リウマトイド因子(RF)は,関節リウマチ(RA)に感度が高い一方で特異度が低いという欠点があった。抗CCP抗体(ACPA)はRFと同程度の感度がありながら,特異度が高い抗体である
関節症状を有する場合は両抗体とも早期診断に有用であるが,無症候性ではRF陽性の意義は乏しい。一方で,RF・ACPA両陽性は無症候性であっても近い将来のRA発症を強く示唆する所見である
関節リウマチ(rheumatoid arthritis:RA)は骨破壊性滑膜炎を病態の中心とする自己免疫疾患であり,その免疫学的異常の表出としてリウマトイド因子(rheumatoid factor:RF)や抗CCP抗体(anti-cyclic citrullinated peptide antibody:ACPA)などの自己抗体を伴う。本稿では,日常臨床におけるこれらの抗体の取り扱いおよび解釈について概説する。
RFとは免疫グロブリン(immunogloblin:Ig)のFc領域に対する自己抗体を指す。一般に,RFという名称はIgM型のRFを指すが,他のIgと同様にIgG型,IgA型,IgE型も存在している。RFが産生されるメカニズムは明確にはなっていないが,EB(Epstein-Barr)ウイルスやパルボウイルスなどによる感染症の影響や喫煙などの環境因子のほか,IgGにガラクトース欠損などの構造変化が起きることで抗原性が高くなり,RF産生が亢進するといった機序が考えられている。

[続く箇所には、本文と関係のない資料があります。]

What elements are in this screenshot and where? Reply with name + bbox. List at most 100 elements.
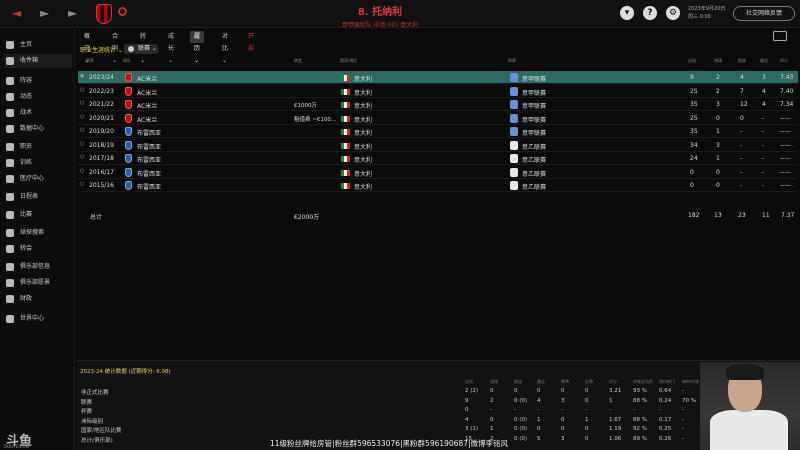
row-radio-icon[interactable]: ○ bbox=[80, 168, 84, 174]
career-row[interactable]: ○ 2015/16 布雷西亚 意大利 意乙联赛 0 0 - - ----- bbox=[78, 179, 798, 192]
stats-col-header[interactable]: 最佳 bbox=[537, 379, 545, 385]
stats-col-header[interactable]: 传球成功率 bbox=[633, 379, 653, 385]
club-cell[interactable]: 布雷西亚 bbox=[137, 128, 161, 137]
stats-col-header[interactable]: 出场 bbox=[465, 379, 473, 385]
shirt-icon[interactable]: ▾ bbox=[620, 6, 634, 20]
col-assists[interactable]: 助攻 bbox=[738, 58, 746, 64]
league-cell[interactable]: 意甲联赛 bbox=[522, 115, 546, 124]
career-row[interactable]: ○ 2020/21 AC米兰 租借费 ~€100... 意大利 意甲联赛 25 … bbox=[78, 112, 798, 125]
sidebar-item[interactable]: 日程表 bbox=[4, 190, 72, 204]
stats-col-header[interactable]: 每90分钟 bbox=[682, 379, 699, 385]
row-radio-icon[interactable]: ○ bbox=[80, 87, 84, 93]
col-season[interactable]: 赛季 bbox=[86, 58, 94, 64]
col-club[interactable]: 球队 bbox=[123, 58, 131, 64]
club-cell[interactable]: AC米兰 bbox=[137, 115, 157, 124]
league-cell[interactable]: 意乙联赛 bbox=[522, 169, 546, 178]
social-feedback-button[interactable]: 社交网络反馈 bbox=[733, 6, 795, 21]
career-row[interactable]: ○ 2022/23 AC米兰 意大利 意甲联赛 25 2 7 4 7.40 bbox=[78, 85, 798, 98]
sidebar-item[interactable]: 俱乐部信息 bbox=[4, 260, 72, 274]
row-radio-icon[interactable]: ○ bbox=[80, 181, 84, 187]
club-cell[interactable]: 布雷西亚 bbox=[137, 155, 161, 164]
career-row[interactable]: ○ 2016/17 布雷西亚 意大利 意乙联赛 0 0 - - ----- bbox=[78, 166, 798, 179]
col-apps[interactable]: 出场 bbox=[688, 58, 696, 64]
stats-col-header[interactable]: 助攻 bbox=[514, 379, 522, 385]
col-rating[interactable]: 评分 bbox=[780, 58, 788, 64]
sidebar-item[interactable]: 医疗中心 bbox=[4, 172, 72, 186]
tab[interactable]: 成长 ⌄ bbox=[164, 31, 178, 64]
league-cell[interactable]: 意甲联赛 bbox=[522, 88, 546, 97]
career-row[interactable]: ○ 2019/20 布雷西亚 意大利 意甲联赛 35 1 - - ----- bbox=[78, 125, 798, 138]
stats-cell: 0.17 bbox=[659, 416, 672, 423]
tab[interactable]: 转会 ⌄ bbox=[136, 31, 150, 64]
sidebar-item[interactable]: 俱乐部愿景 bbox=[4, 276, 72, 290]
settings-icon[interactable]: ⚙ bbox=[666, 6, 680, 20]
sidebar-item[interactable]: 职员 bbox=[4, 140, 72, 154]
career-row[interactable]: ○ 2017/18 布雷西亚 意大利 意乙联赛 24 1 - - ----- bbox=[78, 152, 798, 165]
club-cell[interactable]: AC米兰 bbox=[137, 101, 157, 110]
career-row[interactable]: ○ 2018/19 布雷西亚 意大利 意乙联赛 34 3 - - ----- bbox=[78, 139, 798, 152]
career-row[interactable]: ○ 2021/22 AC米兰 €1000万 意大利 意甲联赛 35 3 12 4… bbox=[78, 98, 798, 111]
stats-col-header[interactable]: 黄牌 bbox=[561, 379, 569, 385]
search-icon[interactable] bbox=[118, 7, 127, 16]
sidebar-item[interactable]: 转会 bbox=[4, 242, 72, 256]
sidebar-item[interactable]: 收件箱 bbox=[4, 54, 72, 68]
tab[interactable]: 对比 ⌄ bbox=[218, 31, 232, 64]
sidebar-item[interactable]: 比赛 bbox=[4, 208, 72, 222]
league-cell[interactable]: 意乙联赛 bbox=[522, 142, 546, 151]
stats-col-header[interactable]: 红牌 bbox=[585, 379, 593, 385]
tab[interactable]: 合同 ⌄ bbox=[108, 31, 122, 64]
col-goals[interactable]: 进球 bbox=[714, 58, 722, 64]
col-pom[interactable]: 最佳 bbox=[760, 58, 768, 64]
tab[interactable]: 履历 ⌄ bbox=[190, 31, 205, 64]
row-radio-icon[interactable]: ○ bbox=[80, 100, 84, 106]
league-cell[interactable]: 意甲联赛 bbox=[522, 101, 546, 110]
stats-col-header[interactable]: 评分 bbox=[609, 379, 617, 385]
sidebar-item[interactable]: 战术 bbox=[4, 106, 72, 120]
career-row[interactable]: ◉ 2023/24 AC米兰 意大利 意甲联赛 9 2 4 3 7.43 bbox=[78, 71, 798, 84]
club-cell[interactable]: 布雷西亚 bbox=[137, 182, 161, 191]
season-cell: 2023/24 bbox=[89, 74, 114, 81]
sidebar-item[interactable]: 动态 bbox=[4, 90, 72, 104]
sidebar-item[interactable]: 训练 bbox=[4, 156, 72, 170]
game-date[interactable]: 2023年9月20日 周三 0:00 bbox=[688, 5, 725, 21]
row-radio-icon[interactable]: ○ bbox=[80, 127, 84, 133]
rating-cell: ----- bbox=[780, 114, 791, 122]
league-cell[interactable]: 意乙联赛 bbox=[522, 182, 546, 191]
league-badge-icon bbox=[510, 127, 518, 136]
stats-col-header[interactable]: 场均射门 bbox=[659, 379, 675, 385]
club-cell[interactable]: 布雷西亚 bbox=[137, 142, 161, 151]
club-crest-icon[interactable] bbox=[96, 4, 112, 24]
club-cell[interactable]: AC米兰 bbox=[137, 74, 157, 83]
forward-button[interactable]: ► bbox=[40, 6, 49, 20]
stats-row-label: 洲际级别 bbox=[81, 418, 104, 425]
sidebar-item[interactable]: 主页 bbox=[4, 38, 72, 52]
league-cell[interactable]: 意甲联赛 bbox=[522, 74, 546, 83]
col-fee[interactable]: 转会 bbox=[294, 58, 302, 64]
back-button[interactable]: ◄ bbox=[12, 6, 21, 20]
league-cell[interactable]: 意甲联赛 bbox=[522, 128, 546, 137]
forward-alt-button[interactable]: ► bbox=[68, 6, 77, 20]
col-league[interactable]: 联赛 bbox=[508, 58, 516, 64]
sidebar-item[interactable]: 球探搜索 bbox=[4, 226, 72, 240]
screen-icon[interactable] bbox=[773, 31, 787, 41]
assists-cell: - bbox=[740, 155, 743, 162]
row-radio-icon[interactable]: ○ bbox=[80, 114, 84, 120]
col-nation[interactable]: 国家/地区 bbox=[340, 58, 357, 64]
tab[interactable]: 开启 bbox=[244, 31, 258, 52]
help-icon[interactable]: ? bbox=[643, 6, 657, 20]
sidebar-item[interactable]: 数据中心 bbox=[4, 122, 72, 136]
row-radio-icon[interactable]: ○ bbox=[80, 141, 84, 147]
stats-col-header[interactable]: 进球 bbox=[490, 379, 498, 385]
goals-cell: 3 bbox=[716, 141, 720, 149]
league-cell[interactable]: 意乙联赛 bbox=[522, 155, 546, 164]
row-radio-icon[interactable]: ◉ bbox=[80, 73, 84, 79]
sidebar-item[interactable]: 阵容 bbox=[4, 74, 72, 88]
sidebar-item[interactable]: 世界中心 bbox=[4, 312, 72, 326]
league-filter-dropdown[interactable]: 联赛 ⌄ bbox=[124, 44, 158, 54]
row-radio-icon[interactable]: ○ bbox=[80, 154, 84, 160]
club-cell[interactable]: AC米兰 bbox=[137, 88, 157, 97]
career-section-title[interactable]: 职业生涯统计 ⌄ bbox=[80, 45, 123, 54]
tab[interactable]: 概况 ⌄ bbox=[80, 31, 94, 64]
club-cell[interactable]: 布雷西亚 bbox=[137, 169, 161, 178]
sidebar-item[interactable]: 财政 bbox=[4, 292, 72, 306]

“リウマチ因子”という名称の通り,RA患者におけるRF陽性率は70~85%と高く,長年診断における最も重要な血液検査とされてきた。しかし一方で,RFの特異度は40~90%と低く,陽性が必ずしもRAの診断と直結するわけではない。RF陽性となる疾患は,全身性エリテマトーデス(systemic lupus erythematosus:SLE)やシェーグレン症候群をはじめとする膠原病疾患,感染性心内膜炎やウイルス感染などの感染症,悪性腫瘍など様々である(表1)1)。また,わが国でのRFのカットオフ値は健常人における陽性率が5%となるように標準化されているため,健常人であっても陽性となりうる。RF陽性率は加齢に伴いさらに上昇し,高齢者では一般人口においても陽性率が10%を超えるという報告がある。